When somebody posts “I am the only rational person here,” it’s not an attack to say no they’re not
Making such an assumptive statement in the first place pretty much guarantees that the person stating it is incorrect.
This might help your conversation.
Finally, the GD “ratio” is mine, mine, mine!
It strikes me that the actual topic of this thread is racism and capitalism, not the meaning of socialism… one wonders if the actual topic of the thread makes some uncomfortable? Can’t imagine why that would be so, though?
Richard Pryor was speaking truth to power, 40 years ago…
His voice is greatly missed.
I miss both him and Carlin dearly.
It strikes me that far too many modern comedians miss the point of their work. Yes, it was blue, often offensive, but they often used their work to punch up, while too many modern comedians often use their work to punch down, to hurt others rather than to reveal inequalities and inequities in our systems.
6 posts were merged into an existing topic: Wealth
Agreed; Dave Chappelle is a perfect example.
He started out like Pryor and Carlin, then somewhere along the way he got lost, and he started punching down… now his shit isnt even funny anymore - it’s just bitter-ass whining coming from yet another out-of-touch rich dude.
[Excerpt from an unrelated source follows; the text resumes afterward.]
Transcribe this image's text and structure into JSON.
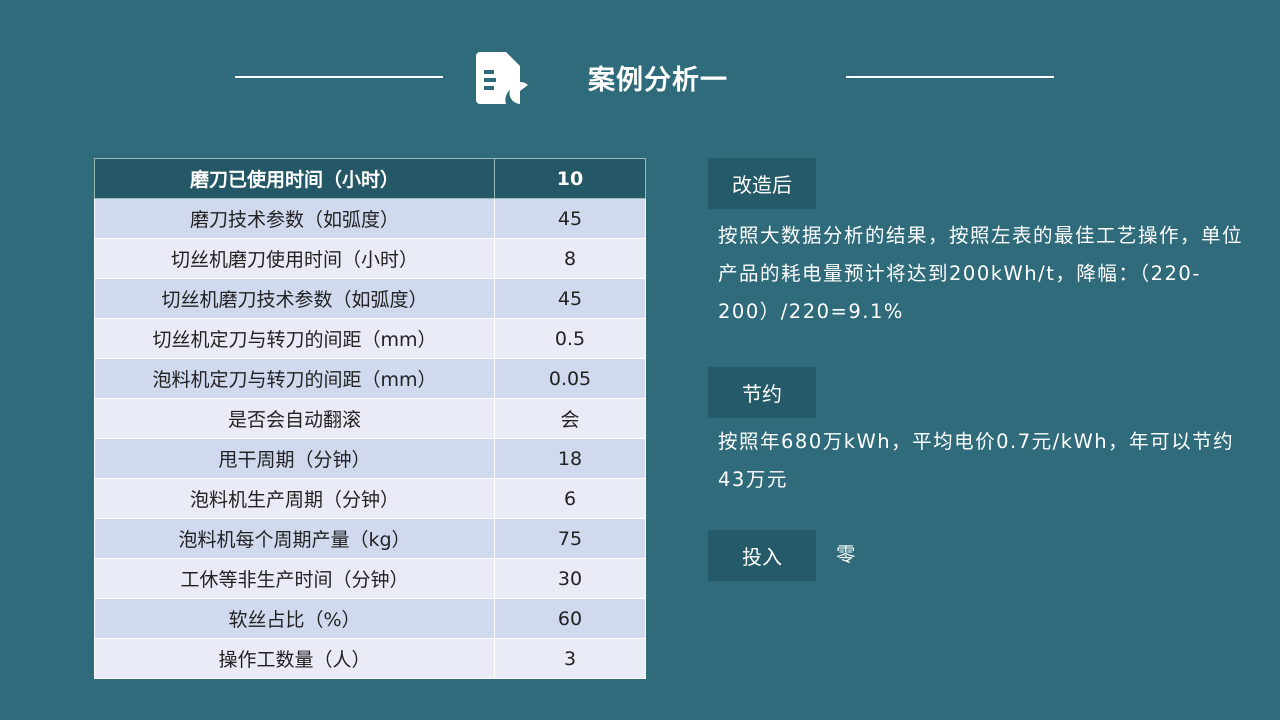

People can talk all the trash they like about both comedians, but at least both men were still funny when they passed away.
I agree. 8:46 was Chappelle’s best monologue in years, and it wasn’t really comedy. That’s not a criticism; it gave me some (tempered) hope about what work he might do in the future.
It kind of drove home the truth that the role of the comedian in society isn’t merely to tell jokes.
There is a new thread for this discussion, if you wouldn’t mind taking it there. This is still off-topic. Thanks.